Zigarettenpause. Clara und Jeanne warten, bis Hans das Auto repariert hat. Kurze Momente der Ruhe in DIE INNERE SICHERHEIT
Modelle. Semiotische Dramaturgie
Es gibt bei Petzold eine Art semiotischer Dramaturgie. Da ist zunächst das sprachliche Zeichen, der verbal gesetzte Hinweis. Dann kommt die Gestik und Mimik hinzu, die dem sprachlichen Zeichen, den Worten oft widerstreitet, wobei wir meistens als Meta-Beobachter beide Sphären überblicken und in der Differenz der Perspektiven erschließen können, was wie vorgetäuscht wird. Man denke an die Diebstahl-Szene im Supermarkt zu Beginn von WOLFSBURG oder an das Casting in GESPENSTER oder an die Verhandlungsszenen in YELLA. Noch interessanter wird es, sobald die spezifisch filmische Ebene mit Montage und Kameraarbeit hinzukommt. Dann entsteht eine weitere Meta-Perspektive, die die Zuschauer leichter identifikatorisch umfängt. So entstehen Potenzierungen von Deutungen. Auch die Montage kann, wenn etwa die Blickachsen entsprechend verschoben werden, zu einem Zeichen werden. Es entstehen aber bei Petzold unterschiedliche Ontologien von Zeichen: Die verbale, die schauspielerische, die filmische Ebene haben jeweils eine andere Reichweite von Ausdrucksformen und interferieren miteinander. Das etwa kann die Literatur nicht, wenngleich das Verfahren literarisch ist. Man kennt es von Jean-Luc Godard und Alexander Kluge, aber Petzold nutzt es ganz selbstverständlich zum Erzählen, vielleicht vergleichbar mit Robert Bresson27. »An den Bruchstellen der Handlungsstränge, besonders um die Vorgeschichten und Fortgänge der Geschichten, liegen Leerstellen, die in Petzolds Filmen in den seltensten Fällen aufgelöst werden. Die Lebenslinien der Figuren kommen aus dem Nichts und verlaufen sich im Ungewissen.«28 Diese Leerstellen gekonnt zu bedeuten, anzeichenhaft zu umtänzeln, das ist Petzolds Kunst.

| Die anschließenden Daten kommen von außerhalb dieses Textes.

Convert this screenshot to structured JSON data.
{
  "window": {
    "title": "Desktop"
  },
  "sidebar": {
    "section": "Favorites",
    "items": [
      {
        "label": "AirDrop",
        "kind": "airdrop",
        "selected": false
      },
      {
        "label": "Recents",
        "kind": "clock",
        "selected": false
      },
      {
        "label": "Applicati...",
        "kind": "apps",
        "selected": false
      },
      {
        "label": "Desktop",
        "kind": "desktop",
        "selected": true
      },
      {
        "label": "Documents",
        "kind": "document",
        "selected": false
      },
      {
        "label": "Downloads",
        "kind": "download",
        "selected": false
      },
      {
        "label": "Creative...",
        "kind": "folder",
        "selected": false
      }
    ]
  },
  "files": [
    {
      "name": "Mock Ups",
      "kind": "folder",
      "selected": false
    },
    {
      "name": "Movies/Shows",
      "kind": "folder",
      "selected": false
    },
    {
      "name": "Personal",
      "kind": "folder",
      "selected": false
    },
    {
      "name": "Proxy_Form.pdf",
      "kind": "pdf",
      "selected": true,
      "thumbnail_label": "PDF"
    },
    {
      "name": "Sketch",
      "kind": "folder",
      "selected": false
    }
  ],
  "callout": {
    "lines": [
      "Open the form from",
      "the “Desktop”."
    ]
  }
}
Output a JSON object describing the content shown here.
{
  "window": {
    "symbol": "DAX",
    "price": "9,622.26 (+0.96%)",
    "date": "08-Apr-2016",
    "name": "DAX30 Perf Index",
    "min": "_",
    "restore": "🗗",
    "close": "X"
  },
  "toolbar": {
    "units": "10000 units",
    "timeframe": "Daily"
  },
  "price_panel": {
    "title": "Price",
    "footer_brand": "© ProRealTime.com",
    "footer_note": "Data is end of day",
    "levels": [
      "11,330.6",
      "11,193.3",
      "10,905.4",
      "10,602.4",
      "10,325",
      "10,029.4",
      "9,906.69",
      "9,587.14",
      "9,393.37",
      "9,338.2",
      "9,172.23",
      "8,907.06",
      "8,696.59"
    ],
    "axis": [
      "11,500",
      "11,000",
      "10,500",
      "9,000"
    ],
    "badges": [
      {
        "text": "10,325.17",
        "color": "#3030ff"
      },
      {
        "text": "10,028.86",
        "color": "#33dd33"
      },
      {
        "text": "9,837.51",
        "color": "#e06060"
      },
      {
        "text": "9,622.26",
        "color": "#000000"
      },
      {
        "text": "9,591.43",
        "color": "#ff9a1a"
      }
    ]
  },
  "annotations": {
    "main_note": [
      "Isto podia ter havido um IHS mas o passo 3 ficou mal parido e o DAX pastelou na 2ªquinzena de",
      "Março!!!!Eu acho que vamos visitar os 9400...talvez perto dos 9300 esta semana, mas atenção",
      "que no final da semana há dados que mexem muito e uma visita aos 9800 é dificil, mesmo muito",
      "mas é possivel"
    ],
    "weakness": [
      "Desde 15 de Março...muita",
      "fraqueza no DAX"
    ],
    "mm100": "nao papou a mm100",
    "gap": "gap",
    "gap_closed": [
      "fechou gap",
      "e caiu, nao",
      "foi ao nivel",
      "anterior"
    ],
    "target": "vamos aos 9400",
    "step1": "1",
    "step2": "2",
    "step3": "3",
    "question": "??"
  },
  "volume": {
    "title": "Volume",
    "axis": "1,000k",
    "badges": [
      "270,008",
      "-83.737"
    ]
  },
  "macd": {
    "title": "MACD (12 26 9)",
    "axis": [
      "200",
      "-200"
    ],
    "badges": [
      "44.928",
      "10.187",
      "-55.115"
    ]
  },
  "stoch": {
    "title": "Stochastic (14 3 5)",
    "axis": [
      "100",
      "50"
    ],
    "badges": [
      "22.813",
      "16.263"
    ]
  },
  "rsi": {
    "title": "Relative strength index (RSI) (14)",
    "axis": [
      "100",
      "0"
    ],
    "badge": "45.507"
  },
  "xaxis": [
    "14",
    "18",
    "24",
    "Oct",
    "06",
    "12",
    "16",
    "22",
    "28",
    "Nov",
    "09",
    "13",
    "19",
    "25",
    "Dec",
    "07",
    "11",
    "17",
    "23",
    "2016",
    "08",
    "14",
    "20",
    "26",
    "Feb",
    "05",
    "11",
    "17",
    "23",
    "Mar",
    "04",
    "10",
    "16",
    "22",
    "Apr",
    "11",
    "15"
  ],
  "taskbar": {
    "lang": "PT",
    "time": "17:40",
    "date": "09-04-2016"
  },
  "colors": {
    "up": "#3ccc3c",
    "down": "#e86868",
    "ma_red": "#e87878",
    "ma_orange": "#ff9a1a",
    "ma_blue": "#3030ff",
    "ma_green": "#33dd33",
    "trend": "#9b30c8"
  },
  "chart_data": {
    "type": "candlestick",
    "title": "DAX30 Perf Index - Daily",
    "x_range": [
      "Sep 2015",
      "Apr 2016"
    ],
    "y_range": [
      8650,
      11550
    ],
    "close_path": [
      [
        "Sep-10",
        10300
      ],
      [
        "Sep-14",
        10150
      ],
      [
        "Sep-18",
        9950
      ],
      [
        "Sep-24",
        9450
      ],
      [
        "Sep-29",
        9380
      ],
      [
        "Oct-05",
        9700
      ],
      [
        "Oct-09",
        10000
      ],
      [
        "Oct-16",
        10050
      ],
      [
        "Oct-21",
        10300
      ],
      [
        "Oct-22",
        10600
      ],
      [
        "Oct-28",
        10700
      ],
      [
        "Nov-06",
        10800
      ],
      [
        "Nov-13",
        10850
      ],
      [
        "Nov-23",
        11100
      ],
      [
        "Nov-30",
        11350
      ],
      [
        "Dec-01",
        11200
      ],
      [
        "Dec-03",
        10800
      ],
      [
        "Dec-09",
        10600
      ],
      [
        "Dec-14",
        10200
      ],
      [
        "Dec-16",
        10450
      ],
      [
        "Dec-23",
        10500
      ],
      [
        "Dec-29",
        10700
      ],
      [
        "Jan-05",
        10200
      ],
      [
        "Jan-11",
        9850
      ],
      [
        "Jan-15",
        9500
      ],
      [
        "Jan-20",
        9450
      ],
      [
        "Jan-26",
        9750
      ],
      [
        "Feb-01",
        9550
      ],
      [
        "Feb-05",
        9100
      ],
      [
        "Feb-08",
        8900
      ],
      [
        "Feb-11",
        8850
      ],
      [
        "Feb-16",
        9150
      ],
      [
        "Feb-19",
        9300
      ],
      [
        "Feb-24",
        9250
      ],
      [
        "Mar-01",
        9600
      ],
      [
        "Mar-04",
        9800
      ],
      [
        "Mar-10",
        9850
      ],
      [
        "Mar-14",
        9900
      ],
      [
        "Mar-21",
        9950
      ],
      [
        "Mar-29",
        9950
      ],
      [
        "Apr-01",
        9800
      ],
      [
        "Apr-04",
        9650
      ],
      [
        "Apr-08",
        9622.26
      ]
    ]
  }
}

Cinephilie, Erinnerung, Geschichte als Gegenwart
Seine Filme explizieren kinematografische Erinnerung und bilden einen »cinephilen Echoraum«29, wie Jaimey Fisher es nennt. Sie sind zugleich Fortführungen von Arbeiten, auf die sie sich beziehen, mediale Erinnerungen und Hommagen an die Großen des Kinos, natürlich an Alfred Hitchcock, Jean-Luc Godard, Yasujirō Ozu, Alan J. Pakula, an den wöchentlichen TATORT, den POLIZEIRUF 110 und an die vielen anderen deutschen Kommissar-Serien, aber auch an das amerikanische Kino und das Global Cinema. Visuell, verbal, im schauspielerischen Gestus beziehen sie sich auf die Filmgeschichte als einen kollektiven Gedächtnisraum. Man kann diese Arbeiten in dieser Hinsicht als eine Art cineastisches Übungsfeld filmgeschichtlicher Imagination begreifen, muss es aber nicht. Auch ein nichtakademisches Publikum wird sich mit den Protagonisten identifizieren können. YELLA beispielsweise lässt sich als Auseinandersetzung mit Hitchcocks Ästhetik lesen, wie es Brad Prager30 machte, und sehr viel spricht aus filmästhetischer Sicht dafür. Alternative Lesarten sind aber ebenso möglich. Die für die Postmoderne charakteristische plurale Rezeption gilt auch hier. Sie ist die Bedingung von Petzolds Arbeiten. YELLA ist auch ein Film über die (Alp-)Traumwelten einer unangepassten Sekretärin.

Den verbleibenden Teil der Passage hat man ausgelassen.